As early as last year, Iraq's global oil and gas block bidding attracted widespread attention. In this bidding, Chinese companies performed excellently, winning 10 out of 29 bidding blocks, with significant contributions from private oil companies. Zhongman Petroleum, Anton Oil Services and other companies all gained substantial rewards, adding important weight to China's layout in Iraq's oil and gas market.

Entering this year, international giants' investment moves have continued non-stop:

BP was first to announce joint development of Iraq's Kirkuk oil field group, covering 5 core oil fields including Baba and Avana, with total project value reaching $25 billion.

Chevron subsequently signed a framework agreement with Iraq's oil department, with cooperation scope including development of 4 new exploration blocks and upgrade operations of existing oil fields in Dhi Qar Province.

ExxonMobil has also sent positive signals, currently negotiating with Iraq on oil sector cooperation and potentially formally returning to the Iraqi market.

It's worth noting that prior to this, PetroChina had completed taking over ExxonMobil's "lead contractor" position in Iraq's West Qurna-1 oil field, further consolidating Chinese companies' leading role in local core projects.

In fact, China's "three oil giants" have long been deeply cultivating the Iraqi market, successively participating in multiple large oil field projects including Rumaila, Halfaya, and West Qurna-1, forming a stable and deep cooperation pattern.
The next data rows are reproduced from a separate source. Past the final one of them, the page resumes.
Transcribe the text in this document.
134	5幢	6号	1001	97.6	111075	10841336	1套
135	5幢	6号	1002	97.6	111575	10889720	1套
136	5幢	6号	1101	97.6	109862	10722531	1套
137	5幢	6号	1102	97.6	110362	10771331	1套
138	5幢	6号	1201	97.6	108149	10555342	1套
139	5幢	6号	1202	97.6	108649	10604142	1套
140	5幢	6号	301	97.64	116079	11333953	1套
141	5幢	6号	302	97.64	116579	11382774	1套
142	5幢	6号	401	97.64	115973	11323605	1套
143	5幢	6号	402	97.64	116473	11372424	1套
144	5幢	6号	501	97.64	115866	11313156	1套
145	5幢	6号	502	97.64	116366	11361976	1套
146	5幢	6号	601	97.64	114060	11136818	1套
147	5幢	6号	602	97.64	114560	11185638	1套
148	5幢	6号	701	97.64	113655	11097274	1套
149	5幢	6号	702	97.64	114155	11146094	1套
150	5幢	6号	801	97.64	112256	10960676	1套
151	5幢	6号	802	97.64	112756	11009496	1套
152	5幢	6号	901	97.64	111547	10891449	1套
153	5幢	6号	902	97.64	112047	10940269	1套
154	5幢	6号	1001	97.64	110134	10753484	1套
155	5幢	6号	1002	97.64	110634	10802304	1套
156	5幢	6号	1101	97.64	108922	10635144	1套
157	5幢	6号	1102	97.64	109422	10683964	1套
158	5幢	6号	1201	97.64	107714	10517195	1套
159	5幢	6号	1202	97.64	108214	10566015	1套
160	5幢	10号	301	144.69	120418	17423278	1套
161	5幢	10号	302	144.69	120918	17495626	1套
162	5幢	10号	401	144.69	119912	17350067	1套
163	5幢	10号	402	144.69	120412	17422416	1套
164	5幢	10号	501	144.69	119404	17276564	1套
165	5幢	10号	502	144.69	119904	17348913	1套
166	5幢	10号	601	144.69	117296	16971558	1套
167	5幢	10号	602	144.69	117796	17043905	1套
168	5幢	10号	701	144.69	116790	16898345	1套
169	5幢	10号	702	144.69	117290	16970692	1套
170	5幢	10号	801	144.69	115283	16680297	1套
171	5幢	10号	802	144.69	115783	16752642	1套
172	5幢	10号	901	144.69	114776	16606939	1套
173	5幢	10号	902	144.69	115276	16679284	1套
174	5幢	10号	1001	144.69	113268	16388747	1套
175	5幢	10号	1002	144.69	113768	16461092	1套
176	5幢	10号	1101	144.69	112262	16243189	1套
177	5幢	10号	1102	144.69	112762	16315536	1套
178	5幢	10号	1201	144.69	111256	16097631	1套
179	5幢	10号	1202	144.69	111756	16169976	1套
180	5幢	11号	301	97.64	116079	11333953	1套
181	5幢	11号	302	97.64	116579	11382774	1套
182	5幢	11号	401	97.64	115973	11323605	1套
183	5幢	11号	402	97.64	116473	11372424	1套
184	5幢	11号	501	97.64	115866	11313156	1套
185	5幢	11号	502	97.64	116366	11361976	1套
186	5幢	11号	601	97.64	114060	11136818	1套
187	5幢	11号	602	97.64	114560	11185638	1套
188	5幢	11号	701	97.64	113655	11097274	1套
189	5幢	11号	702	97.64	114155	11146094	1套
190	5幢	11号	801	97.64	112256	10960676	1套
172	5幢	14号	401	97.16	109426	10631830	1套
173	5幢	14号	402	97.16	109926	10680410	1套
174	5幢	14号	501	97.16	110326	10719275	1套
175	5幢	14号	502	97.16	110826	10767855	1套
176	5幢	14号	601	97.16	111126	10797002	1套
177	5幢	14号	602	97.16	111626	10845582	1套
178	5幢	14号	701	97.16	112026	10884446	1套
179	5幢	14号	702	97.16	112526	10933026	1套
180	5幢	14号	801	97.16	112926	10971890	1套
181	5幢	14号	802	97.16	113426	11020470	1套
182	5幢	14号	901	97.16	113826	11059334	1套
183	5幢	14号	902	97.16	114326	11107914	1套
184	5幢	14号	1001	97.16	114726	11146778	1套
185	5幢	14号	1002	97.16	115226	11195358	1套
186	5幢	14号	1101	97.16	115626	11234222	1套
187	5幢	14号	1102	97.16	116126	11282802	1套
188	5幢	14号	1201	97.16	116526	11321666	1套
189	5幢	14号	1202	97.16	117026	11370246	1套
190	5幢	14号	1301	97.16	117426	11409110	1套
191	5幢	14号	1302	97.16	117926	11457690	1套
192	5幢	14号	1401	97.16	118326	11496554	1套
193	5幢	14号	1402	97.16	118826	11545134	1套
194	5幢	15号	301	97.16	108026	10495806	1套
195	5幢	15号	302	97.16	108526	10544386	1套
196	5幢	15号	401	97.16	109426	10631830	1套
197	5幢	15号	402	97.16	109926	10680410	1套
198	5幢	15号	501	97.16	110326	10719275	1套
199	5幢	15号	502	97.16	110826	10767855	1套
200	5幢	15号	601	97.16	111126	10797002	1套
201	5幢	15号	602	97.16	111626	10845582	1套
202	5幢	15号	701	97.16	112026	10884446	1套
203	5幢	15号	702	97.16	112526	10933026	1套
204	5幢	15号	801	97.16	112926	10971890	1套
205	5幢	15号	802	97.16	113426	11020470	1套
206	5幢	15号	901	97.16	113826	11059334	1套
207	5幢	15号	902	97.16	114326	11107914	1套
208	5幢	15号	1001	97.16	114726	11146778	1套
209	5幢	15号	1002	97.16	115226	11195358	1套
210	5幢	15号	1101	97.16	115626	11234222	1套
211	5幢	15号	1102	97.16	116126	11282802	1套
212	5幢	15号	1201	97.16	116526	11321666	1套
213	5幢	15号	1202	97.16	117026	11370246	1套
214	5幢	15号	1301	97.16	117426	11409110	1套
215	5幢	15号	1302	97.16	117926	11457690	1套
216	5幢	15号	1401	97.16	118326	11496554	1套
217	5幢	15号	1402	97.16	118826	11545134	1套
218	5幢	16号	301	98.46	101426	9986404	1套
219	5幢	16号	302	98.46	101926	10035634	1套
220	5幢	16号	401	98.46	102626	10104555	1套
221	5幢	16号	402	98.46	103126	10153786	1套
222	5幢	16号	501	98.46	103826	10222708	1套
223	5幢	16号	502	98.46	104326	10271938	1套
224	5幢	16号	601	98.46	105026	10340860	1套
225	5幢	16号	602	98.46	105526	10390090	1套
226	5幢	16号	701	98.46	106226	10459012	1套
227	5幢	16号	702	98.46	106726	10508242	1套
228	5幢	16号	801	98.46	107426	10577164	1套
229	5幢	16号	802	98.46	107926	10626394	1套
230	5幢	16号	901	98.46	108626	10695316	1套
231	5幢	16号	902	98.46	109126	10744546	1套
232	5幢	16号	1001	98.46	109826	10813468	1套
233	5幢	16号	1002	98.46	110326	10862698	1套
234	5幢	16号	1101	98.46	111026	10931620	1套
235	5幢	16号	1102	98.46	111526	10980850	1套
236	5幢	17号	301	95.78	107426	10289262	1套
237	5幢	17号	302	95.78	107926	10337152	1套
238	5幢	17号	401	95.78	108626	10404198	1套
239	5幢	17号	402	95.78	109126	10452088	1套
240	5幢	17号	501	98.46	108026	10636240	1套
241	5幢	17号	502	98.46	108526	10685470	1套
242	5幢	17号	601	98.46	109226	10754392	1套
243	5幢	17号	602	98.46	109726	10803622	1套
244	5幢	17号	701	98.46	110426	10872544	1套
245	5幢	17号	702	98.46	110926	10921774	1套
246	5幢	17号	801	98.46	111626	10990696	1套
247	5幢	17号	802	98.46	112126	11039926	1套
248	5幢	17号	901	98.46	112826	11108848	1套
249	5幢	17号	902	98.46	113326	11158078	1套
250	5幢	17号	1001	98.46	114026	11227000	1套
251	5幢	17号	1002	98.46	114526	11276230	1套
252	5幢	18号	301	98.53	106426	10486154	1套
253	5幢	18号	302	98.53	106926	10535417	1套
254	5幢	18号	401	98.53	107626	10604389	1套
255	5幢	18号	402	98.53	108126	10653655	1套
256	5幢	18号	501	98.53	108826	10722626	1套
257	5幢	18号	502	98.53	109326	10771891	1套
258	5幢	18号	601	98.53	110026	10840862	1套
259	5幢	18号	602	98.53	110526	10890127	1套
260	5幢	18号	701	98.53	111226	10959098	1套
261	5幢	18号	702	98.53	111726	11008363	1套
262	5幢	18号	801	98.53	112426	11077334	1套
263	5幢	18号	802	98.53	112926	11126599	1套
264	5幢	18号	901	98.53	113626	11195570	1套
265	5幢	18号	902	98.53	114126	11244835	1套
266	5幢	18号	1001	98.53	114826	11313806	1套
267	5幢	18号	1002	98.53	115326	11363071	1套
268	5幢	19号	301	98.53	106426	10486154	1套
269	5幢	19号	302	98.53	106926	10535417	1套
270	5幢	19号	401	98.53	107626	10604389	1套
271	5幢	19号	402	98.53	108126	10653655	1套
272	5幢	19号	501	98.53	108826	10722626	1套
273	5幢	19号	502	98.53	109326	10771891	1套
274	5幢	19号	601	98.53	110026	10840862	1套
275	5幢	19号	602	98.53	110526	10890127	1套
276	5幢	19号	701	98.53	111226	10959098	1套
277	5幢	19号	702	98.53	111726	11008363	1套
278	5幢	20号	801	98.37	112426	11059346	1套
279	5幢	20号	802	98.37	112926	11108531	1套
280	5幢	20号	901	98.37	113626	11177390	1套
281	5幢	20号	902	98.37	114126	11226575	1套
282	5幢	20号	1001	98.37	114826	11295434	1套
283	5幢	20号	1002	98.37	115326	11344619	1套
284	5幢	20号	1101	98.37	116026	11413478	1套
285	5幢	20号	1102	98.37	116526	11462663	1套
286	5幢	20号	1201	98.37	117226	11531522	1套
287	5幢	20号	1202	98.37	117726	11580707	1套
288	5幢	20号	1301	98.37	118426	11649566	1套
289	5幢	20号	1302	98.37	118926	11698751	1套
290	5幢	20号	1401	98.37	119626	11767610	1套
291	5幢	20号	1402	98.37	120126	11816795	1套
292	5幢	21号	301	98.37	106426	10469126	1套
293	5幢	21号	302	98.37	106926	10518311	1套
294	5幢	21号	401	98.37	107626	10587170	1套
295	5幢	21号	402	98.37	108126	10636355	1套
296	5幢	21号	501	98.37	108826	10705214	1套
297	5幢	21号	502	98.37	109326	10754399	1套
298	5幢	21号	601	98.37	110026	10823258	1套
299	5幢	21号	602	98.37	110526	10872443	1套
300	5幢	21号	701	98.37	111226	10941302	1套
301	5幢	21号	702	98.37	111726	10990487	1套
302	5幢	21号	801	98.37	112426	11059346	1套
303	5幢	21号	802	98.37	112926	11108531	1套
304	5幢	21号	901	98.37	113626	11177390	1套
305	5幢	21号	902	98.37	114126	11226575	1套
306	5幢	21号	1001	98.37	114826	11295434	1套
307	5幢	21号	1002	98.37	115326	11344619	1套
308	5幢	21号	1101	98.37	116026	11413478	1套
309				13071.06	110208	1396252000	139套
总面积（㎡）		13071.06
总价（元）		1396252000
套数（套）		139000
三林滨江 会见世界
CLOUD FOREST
Beyond traditional oil and gas development, Iraq also restarted its "oil-for-projects" program in August this year, attracting Chinese participation in infrastructure construction through a model of exchanging oil export revenues for investment. For example, a subsidiary of China Oil Engineering has successfully won the contract for Iraq's Basra Province seawater transmission pipeline project, with contract value reaching $2.524 billion.

Not only oil giants, but globally renowned oil service companies are also entering the market. Industry leaders including Schlumberger and Halliburton have clearly stated they have finalized oil and gas field development agreements with Iraq.

Now, oil development companies, oil service companies, and engineering construction companies have formed a "multi-party assembly" situation in Iraq. All parties are seeking to significantly boost Iraq's oil and gas production through collaborative cooperation, jointly pushing this Middle Eastern oil powerhouse's oil and gas industry toward a new development stage.